I'm sure you could come up with some scenario where the IDE drive would be useful and there really isn't any other option, but for the vast majority of people complaining, there are solutions already out there that will solve the problem.
...suck balls. Whoever designed the SATA data and power connectors should be thoroughly ashamed of themselves - they're terrible. They don't lock, they're flimsy and they break if a lateral force is applied to the cable. At least IDE's bulletproof.
I'm not so happy to see companies like Dell supply systems without connectors for PS/2 mice and keyboards. I've had 'issues' with USB mice and keyboards on more than one system running Linux. What you call 'legacy,' I call an 'old standard that just works.' Kinda like me :)
Except that the Model:M isn't compatible with all of the PS/2->USB adapters and those adapters, well, quite frankly -- suck.
For instance, with my adapter, when I'm holding shift or ctrl for 5 seconds, it silently "forgets" that I'm holding the key. This is annoying when I'm paging in xterm (shift+page[up/dn]), hunting for a lost session in screen, etc. For games its beyond annoying, as your keyboard casually "forgets" that you're walking forward every 5 seconds.
So there seems to be some doubt about the article. When you visit the Ars link to the Inquirer, there are no references whatsoever beyond "Chanel sources". The only other news article I can find links back to the Inquirer.
I think I'd need to see a press release from Seagate before this gets any more of my attention.
So... they're going to sell SCSI only?
When will people learn that SATA is also IDE...
'removing PS/2 ports will allow for even smaller motherboard form factors as well as a marginal cost reduction in manufacture. Besides Model Ms are available in USB flavor, or you could always use a PS/2 - USB adapter.'
Forget space, there are very practical reasons for keeping keyboards a PS/2 Port. The fact is, if I have a functional keyboard plugged into a PS/2 port it just works, no special settings or configuration, no checking for compatibility or support. It works in simple utilities loaded off boot disks and rescue modes and recovery systems. It works to turn on usb keyboard support in the bios. It works to install operating systems. It just works.
As a technician in the field I encounter problems and frustrations with USB keyboards regularly. Microsoft knows this. If you purchase a wireless keyboard from them the mouse plugs into the usb port an the keyboard has a PS/2 connector (not that mice don't have the same issues but you can usually use the keyboard to do what you need). I praise the FSM that most usb keyboards come with an adapter to plug into a PS/2 port. Again, it isn't as if you see many boards these days that don't have usb ports, its because the manufacturers are all too aware of the problems I'm referring to.

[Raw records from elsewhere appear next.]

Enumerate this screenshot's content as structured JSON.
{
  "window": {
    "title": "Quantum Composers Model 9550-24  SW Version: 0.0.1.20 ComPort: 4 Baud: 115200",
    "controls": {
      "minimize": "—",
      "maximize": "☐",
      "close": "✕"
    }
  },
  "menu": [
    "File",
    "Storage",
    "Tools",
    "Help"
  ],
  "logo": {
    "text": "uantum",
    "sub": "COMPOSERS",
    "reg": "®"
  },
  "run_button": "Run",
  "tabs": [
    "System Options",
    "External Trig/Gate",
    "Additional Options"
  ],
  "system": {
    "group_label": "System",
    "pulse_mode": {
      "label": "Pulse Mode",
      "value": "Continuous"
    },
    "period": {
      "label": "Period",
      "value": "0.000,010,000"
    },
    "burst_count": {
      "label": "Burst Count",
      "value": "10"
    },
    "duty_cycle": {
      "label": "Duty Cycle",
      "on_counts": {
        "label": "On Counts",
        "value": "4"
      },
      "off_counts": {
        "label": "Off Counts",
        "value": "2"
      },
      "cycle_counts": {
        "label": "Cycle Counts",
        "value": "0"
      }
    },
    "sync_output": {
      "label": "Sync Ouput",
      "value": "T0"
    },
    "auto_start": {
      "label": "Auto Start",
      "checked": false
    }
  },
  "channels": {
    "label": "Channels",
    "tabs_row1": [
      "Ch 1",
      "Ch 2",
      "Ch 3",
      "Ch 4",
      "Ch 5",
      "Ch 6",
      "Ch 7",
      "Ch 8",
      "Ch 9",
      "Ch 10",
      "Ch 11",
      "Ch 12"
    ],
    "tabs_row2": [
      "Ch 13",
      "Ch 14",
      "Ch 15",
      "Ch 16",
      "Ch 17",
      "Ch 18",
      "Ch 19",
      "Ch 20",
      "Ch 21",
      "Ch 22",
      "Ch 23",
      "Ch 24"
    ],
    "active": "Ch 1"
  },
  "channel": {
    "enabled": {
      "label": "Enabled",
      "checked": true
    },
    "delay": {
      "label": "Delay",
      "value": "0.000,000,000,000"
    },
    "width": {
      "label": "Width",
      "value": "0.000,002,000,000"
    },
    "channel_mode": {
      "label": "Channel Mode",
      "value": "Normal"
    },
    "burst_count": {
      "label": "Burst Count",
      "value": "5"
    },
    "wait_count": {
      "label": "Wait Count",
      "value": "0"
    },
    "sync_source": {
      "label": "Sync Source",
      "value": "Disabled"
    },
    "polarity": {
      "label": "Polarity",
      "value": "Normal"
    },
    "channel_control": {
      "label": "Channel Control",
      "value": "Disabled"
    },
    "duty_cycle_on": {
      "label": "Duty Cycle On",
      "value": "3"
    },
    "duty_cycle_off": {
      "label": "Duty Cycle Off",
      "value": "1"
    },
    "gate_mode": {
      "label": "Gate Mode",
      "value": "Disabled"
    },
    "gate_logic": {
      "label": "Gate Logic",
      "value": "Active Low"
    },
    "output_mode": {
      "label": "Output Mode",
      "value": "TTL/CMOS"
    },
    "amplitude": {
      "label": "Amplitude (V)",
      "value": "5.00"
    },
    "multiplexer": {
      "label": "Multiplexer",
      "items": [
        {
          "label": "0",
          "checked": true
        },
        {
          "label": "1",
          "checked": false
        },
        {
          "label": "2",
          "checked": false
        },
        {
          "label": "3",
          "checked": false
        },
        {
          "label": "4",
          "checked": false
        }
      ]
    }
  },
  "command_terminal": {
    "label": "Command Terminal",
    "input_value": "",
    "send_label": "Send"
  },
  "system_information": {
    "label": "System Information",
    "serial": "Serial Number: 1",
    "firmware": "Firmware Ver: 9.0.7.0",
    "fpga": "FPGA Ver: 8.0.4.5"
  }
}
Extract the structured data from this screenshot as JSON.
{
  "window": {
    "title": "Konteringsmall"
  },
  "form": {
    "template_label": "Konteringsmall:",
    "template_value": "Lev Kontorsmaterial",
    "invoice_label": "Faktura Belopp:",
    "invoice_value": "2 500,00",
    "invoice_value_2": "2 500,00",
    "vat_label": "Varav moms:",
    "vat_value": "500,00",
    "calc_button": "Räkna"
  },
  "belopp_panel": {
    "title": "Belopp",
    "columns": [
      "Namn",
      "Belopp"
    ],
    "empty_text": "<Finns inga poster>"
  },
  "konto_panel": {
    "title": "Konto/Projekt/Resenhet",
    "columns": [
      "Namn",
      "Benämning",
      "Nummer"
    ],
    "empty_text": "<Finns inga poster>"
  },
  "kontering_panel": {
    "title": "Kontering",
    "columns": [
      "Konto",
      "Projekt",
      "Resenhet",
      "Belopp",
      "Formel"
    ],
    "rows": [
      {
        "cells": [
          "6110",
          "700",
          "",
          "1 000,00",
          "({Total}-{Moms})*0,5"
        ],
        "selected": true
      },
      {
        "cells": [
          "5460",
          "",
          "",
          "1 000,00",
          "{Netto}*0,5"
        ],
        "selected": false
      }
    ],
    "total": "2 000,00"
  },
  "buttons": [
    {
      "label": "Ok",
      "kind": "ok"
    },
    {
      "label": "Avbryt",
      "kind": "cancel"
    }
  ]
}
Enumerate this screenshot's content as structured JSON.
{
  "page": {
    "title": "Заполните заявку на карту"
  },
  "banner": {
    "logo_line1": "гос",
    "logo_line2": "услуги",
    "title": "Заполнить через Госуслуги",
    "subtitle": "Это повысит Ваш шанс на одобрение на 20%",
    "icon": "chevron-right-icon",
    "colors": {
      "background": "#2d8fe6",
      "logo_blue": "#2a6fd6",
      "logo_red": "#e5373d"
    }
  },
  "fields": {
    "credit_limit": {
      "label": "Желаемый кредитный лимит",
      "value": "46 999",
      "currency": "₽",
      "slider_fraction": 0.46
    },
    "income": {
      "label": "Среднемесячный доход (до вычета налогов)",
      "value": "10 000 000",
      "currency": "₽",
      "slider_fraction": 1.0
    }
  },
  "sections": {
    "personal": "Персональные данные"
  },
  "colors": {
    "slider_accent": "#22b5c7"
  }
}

'PATA is long overdue to be obsoleted, even optical drives are starting to come in SATA interface configurations.'
STARTING to come in SATA configurations is NOT long due to be obsoleted. I want my technology obsoleted when actually being functionally irrelevant makes it obsolete and removing support for it to be a simple recognition of that fact.
I really don't care that much about Seagate not manufacturing new drives in SATA because I'm not going to buy new drives with an old interface when the new interface is SLIGHTLY faster. What pisses me off is the motherboards that are being shipped with one IDE connection that can't be used for booting and that will for me to buy several hundred dollars worth of new drives that currently don't perform much better than the ones I've got.
'Next to go should be PCI slots.'
Same problem as IDE. You do realize some of us have expansion cards other than video cards right? Most cards on the market are PCI.